When the rains do not fall and the hay crop suffers and the pecan crop is diminished, there is the expected moaning and groaning about the weather. And when the market prices are down at the cattle sale and there are cows to sell, I have learned to fuss with the best of them. But, what I also know is that at the end of the day it is dffierent for me and the real farmers whose livelihood depends on so many things which are beyond the control of the farmer. I am not going to have to sell the farm if prices are down while some of the farmers around me could find themselves in that kind of dire predicament.
I have come to a deeper appreciation for the real farmers around here who put seed in the ground not knowing if a harvest will be made, or who know that there are a thousand things from drought to army worms which might destroy their crop and their income for the next year. They may not speak of it in their ordinary conversations around the back of some parked pick up truck at the end of the day, but they model a kind of faith that is both willing to take a risk and also full of hopeful expectations.

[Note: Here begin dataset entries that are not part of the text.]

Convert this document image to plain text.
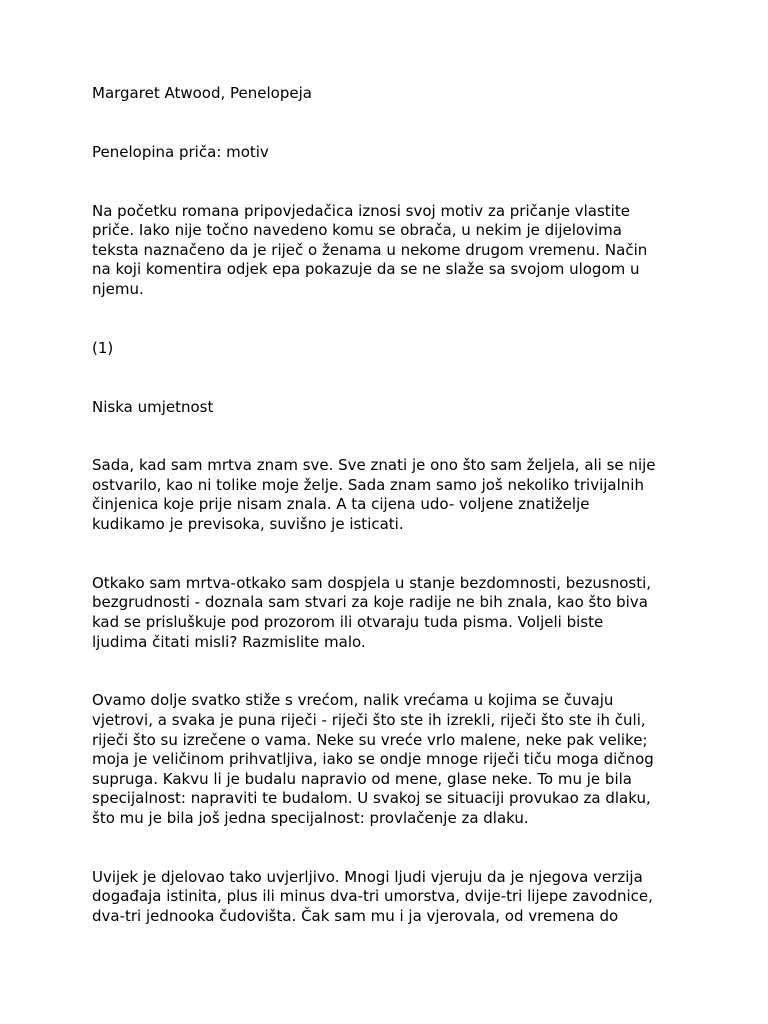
Margaret Atwood, Penelopeja

Penelopina priča: motiv

Na početku romana pripovjedačica iznosi svoj motiv za pričanje vlastite
priče. Iako nije točno navedeno komu se obrača, u nekim je dijelovima
teksta naznačeno da je riječ o ženama u nekome drugom vremenu. Način
na koji komentira odjek epa pokazuje da se ne slaže sa svojom ulogom u
njemu.

(1)

Niska umjetnost

Sada, kad sam mrtva znam sve. Sve znati je ono što sam željela, ali se nije
ostvarilo, kao ni tolike moje želje. Sada znam samo još nekoliko trivijalnih
činjenica koje prije nisam znala. A ta cijena udo- voljene znatiželje
kudikamo je previsoka, suvišno je isticati.

Otkako sam mrtva-otkako sam dospjela u stanje bezdomnosti, bezusnosti,
bezgrudnosti - doznala sam stvari za koje radije ne bih znala, kao što biva
kad se prisluškuje pod prozorom ili otvaraju tuda pisma. Voljeli biste
ljudima čitati misli? Razmislite malo.

Ovamo dolje svatko stiže s vrećom, nalik vrećama u kojima se čuvaju
vjetrovi, a svaka je puna riječi - riječi što ste ih izrekli, riječi što ste ih čuli,
riječi što su izrečene o vama. Neke su vreće vrlo malene, neke pak velike;
moja je veličinom prihvatljiva, iako se ondje mnoge riječi tiču moga dičnog
supruga. Kakvu li je budalu napravio od mene, glase neke. To mu je bila
specijalnost: napraviti te budalom. U svakoj se situaciji provukao za dlaku,
što mu je bila još jedna specijalnost: provlačenje za dlaku.

Uvijek je djelovao tako uvjerljivo. Mnogi ljudi vjeruju da je njegova verzija
događaja istinita, plus ili minus dva-tri umorstva, dvije-tri lijepe zavodnice,
dva-tri jednooka čudovišta. Čak sam mu i ja vjerovala, od vremena do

Their example is a good model for the rest of us to understand that faith truly does call us to abandon ourselves to the unknown and to live knowing that in the final analysis very little is inside our control.
We have a watered down definition which we have learned in religious circles that has turned faith into a warm feeling known mostly when God is doing all the things we need Him to do. "God is good, all the time," it is glibly said. The farmer knows that not all times are good, but come the next year the seed will once again be cast into the ground. All our times are not going to be good. To expect them to be otherwise is to live as a fool. Some times are good and some are bad and faith calls us to take the same risk and to live with same hope in both the good and the bad times.